A stiff wind hit him, harsh and cold.
“Back,” Osmund whispered, and he pressed himself into a nook. Elric followed and held perfectly still. Once more, he watched his body melt into the wall as if he didn’t exist. It was like being in a dream, floating through the air, but he was awake. He could still feel his body even though he couldn’t see it. He wondered if this is what Zephyr felt like every time he became the air.
A fairy climbed the stair, carrying a heavy dark cloth. Mourning chimes rang from the bells he had tied around his waist and ankles.
Once the fairy had passed, Osmund nudged Elric. It was eerie watching Osmund’s hand appear as he moved it, to tap Elric on his invisible arm. No matter how long he lived in this world, he wasn’t sure he would ever get used to magic.

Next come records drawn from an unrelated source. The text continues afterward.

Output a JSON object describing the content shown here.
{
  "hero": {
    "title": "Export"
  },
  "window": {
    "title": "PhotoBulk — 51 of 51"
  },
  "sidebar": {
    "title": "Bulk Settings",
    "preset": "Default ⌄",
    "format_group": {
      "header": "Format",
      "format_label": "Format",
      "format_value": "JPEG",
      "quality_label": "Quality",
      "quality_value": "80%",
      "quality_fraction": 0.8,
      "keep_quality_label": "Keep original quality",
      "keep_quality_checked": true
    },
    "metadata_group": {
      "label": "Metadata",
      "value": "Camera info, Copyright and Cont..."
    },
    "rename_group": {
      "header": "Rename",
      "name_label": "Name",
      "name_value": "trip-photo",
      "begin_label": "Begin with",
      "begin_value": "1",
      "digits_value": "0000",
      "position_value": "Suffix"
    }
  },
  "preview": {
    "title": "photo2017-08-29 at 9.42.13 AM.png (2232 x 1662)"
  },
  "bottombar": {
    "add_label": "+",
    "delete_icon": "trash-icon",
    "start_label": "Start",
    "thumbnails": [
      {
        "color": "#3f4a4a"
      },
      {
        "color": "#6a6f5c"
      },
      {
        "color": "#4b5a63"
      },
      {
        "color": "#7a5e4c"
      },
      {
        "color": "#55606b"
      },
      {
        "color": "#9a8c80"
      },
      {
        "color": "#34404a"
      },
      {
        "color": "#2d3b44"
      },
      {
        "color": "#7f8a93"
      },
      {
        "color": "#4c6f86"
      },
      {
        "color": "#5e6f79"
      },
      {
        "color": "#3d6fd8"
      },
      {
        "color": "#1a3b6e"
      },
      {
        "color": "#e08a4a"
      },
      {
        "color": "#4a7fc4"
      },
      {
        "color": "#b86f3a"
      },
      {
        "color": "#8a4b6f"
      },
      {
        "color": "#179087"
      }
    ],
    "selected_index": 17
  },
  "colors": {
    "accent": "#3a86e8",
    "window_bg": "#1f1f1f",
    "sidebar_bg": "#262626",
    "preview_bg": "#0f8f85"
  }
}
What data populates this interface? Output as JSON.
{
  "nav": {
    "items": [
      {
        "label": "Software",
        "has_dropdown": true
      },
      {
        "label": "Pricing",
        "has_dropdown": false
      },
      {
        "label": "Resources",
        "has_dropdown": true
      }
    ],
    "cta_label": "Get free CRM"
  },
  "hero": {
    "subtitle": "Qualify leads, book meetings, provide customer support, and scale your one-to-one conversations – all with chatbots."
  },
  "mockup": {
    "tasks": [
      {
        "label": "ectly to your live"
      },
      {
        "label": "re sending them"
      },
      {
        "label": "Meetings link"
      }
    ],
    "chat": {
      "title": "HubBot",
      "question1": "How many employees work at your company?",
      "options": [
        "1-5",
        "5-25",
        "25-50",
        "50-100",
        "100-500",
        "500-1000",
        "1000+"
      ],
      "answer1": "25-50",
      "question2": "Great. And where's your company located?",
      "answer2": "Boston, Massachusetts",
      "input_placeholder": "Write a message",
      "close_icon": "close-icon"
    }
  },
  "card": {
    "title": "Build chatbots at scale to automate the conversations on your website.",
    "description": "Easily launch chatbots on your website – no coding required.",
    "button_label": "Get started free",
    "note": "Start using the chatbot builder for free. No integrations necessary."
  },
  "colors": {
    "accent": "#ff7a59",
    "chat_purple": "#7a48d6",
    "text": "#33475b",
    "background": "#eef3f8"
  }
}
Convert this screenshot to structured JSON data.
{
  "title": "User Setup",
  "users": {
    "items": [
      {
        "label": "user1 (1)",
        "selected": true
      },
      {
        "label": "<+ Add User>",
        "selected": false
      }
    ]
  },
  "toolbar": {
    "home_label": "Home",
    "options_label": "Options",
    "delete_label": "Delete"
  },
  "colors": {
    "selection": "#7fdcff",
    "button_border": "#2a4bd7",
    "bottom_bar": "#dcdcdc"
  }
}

They came to the entrance of the throne room. Now was the time they needed a distraction. Four guards lingered in the chamber, including Lord Raven. He was talking to a fairy in the form of a large owl perched near the fractured crystal. They both inspected the thin lines of silvery mist still leaking from it.
A metallic clang echoed just beyond the main chamber door. Shouts rang out as the sound of water splashing on stone rang through the chamber. All the fairies turned their heads. The guards twisted and disappeared, only to reappear as a badger, hawk, boar, and wolf. Raven didn’t change form, instead he ran toward the door muttering under his breath. The owl flew after him.
“Zephyr, get back here! You are to set this right!” Raven’s voice called out.
Whatever Zephyr had done, it had worked.
Cloaked in shadow, Elric and Osmund ran toward the halls that led to the kitchens and the gardens beyond.